Testing is straightforward and usually quick: a urine sample, a self-collected swab, or a brief exam depending on what's suspected. For trich, a NAAT (nucleic acid amplification test) is the preferred method and is highly accurate, with sensitivity around 95–100% on vaginal swabs or female urine CDC Tx Guidelines, 2021. BV is diagnosed with the Amsel criteria, a Nugent score on a Gram-stained slide (the reference standard), or an FDA-cleared molecular test CDC Tx Guidelines, 2021. Testing is free or low-cost at health departments, Planned Parenthood, and Title X clinics, with results usually back in a few days. For the specifics of the parasite test, see our page on trichomoniasis testing & diagnosis, or simply get tested.

What to do next

Don't self-treat a new or unfamiliar set of symptoms with a yeast product before you know what it is. If it's actually BV or trich, the cream won't help and the real infection keeps going. Get a test and treat the right thing. Trichomoniasis and BV are both curable with prescription treatment, and a partner may need treatment too if trich is confirmed. Overlapping symptoms are why you usually can't self-diagnose this; a test is what turns a guess into an answer.
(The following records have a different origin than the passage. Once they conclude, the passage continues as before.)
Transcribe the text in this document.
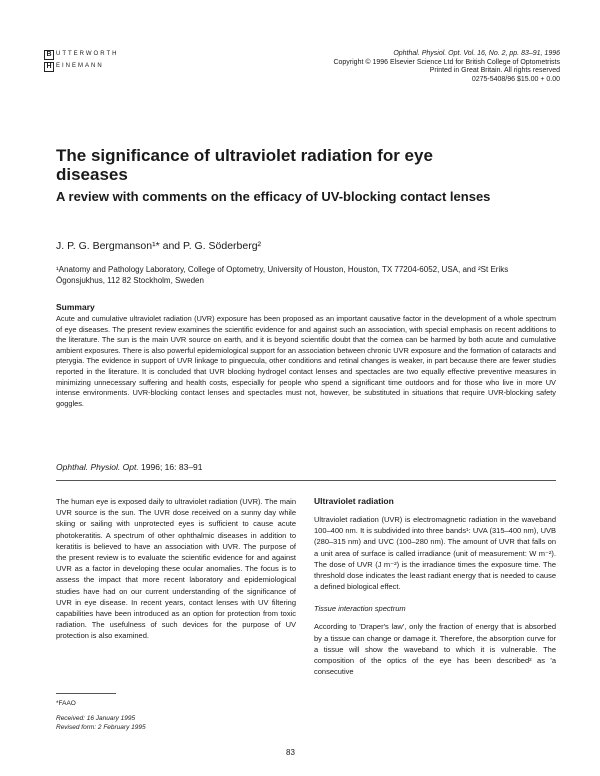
B UTTERWORTH
H EINEMANN
Ophthal. Physiol. Opt. Vol. 16, No. 2, pp. 83–91, 1996
Copyright © 1996 Elsevier Science Ltd for British College of Optometrists
Printed in Great Britain. All rights reserved
0275-5408/96 $15.00 + 0.00
The significance of ultraviolet radiation for eye diseases
A review with comments on the efficacy of UV-blocking contact lenses
J. P. G. Bergmanson¹* and P. G. Söderberg²
¹Anatomy and Pathology Laboratory, College of Optometry, University of Houston, Houston, TX 77204-6052, USA, and ²St Eriks Ögonsjukhus, 112 82 Stockholm, Sweden
Summary
Acute and cumulative ultraviolet radiation (UVR) exposure has been proposed as an important causative factor in the development of a whole spectrum of eye diseases. The present review examines the scientific evidence for and against such an association, with special emphasis on recent additions to the literature. The sun is the main UVR source on earth, and it is beyond scientific doubt that the cornea can be harmed by both acute and cumulative ambient exposures. There is also powerful epidemiological support for an association between chronic UVR exposure and the formation of cataracts and pterygia. The evidence in support of UVR linkage to pinguecula, other conditions and retinal changes is weaker, in part because there are fewer studies reported in the literature. It is concluded that UVR blocking hydrogel contact lenses and spectacles are two equally effective preventive measures in minimizing unnecessary suffering and health costs, especially for people who spend a significant time outdoors and for those who live in more UV intense environments. UVR-blocking contact lenses and spectacles must not, however, be substituted in situations that require UVR-blocking safety goggles.
Ophthal. Physiol. Opt. 1996; 16: 83–91
The human eye is exposed daily to ultraviolet radiation (UVR). The main UVR source is the sun. The UVR dose received on a sunny day while skiing or sailing with unprotected eyes is sufficient to cause acute photokeratitis. A spectrum of other ophthalmic diseases in addition to keratitis is believed to have an association with UVR. The purpose of the present review is to evaluate the scientific evidence for and against UVR as a factor in developing these ocular anomalies. The focus is to assess the impact that more recent laboratory and epidemiological studies have had on our current understanding of the significance of UVR in eye disease. In recent years, contact lenses with UV filtering capabilities have been introduced as an option for protection from toxic radiation. The usefulness of such devices for the purpose of UV protection is also examined.
Ultraviolet radiation
Ultraviolet radiation (UVR) is electromagnetic radiation in the waveband 100–400 nm. It is subdivided into three bands¹: UVA (315–400 nm), UVB (280–315 nm) and UVC (100–280 nm). The amount of UVR that falls on a unit area of surface is called irradiance (unit of measurement: W m⁻²). The dose of UVR (J m⁻²) is the irradiance times the exposure time. The threshold dose indicates the least radiant energy that is needed to cause a defined biological effect.
Tissue interaction spectrum
According to 'Draper's law', only the fraction of energy that is absorbed by a tissue can change or damage it. Therefore, the absorption curve for a tissue will show the waveband to which it is vulnerable. The composition of the optics of the eye has been described² as 'a consecutive
*FAAO
Received: 16 January 1995
Revised form: 2 February 1995
83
Red flags — when to get seen urgently

Most vaginal symptoms are not emergencies, but get seen promptly if you have:

  • Fever, chills, or pelvic or lower-abdominal pain alongside the discharge, which can signal infection spreading beyond the vagina.
  • Symptoms during pregnancy, since BV and trichomoniasis in pregnancy warrant prompt evaluation.
  • Severe pain, sores, or significant bleeding that isn't your period.
  • Symptoms that don't clear after appropriate treatment, or that keep coming back.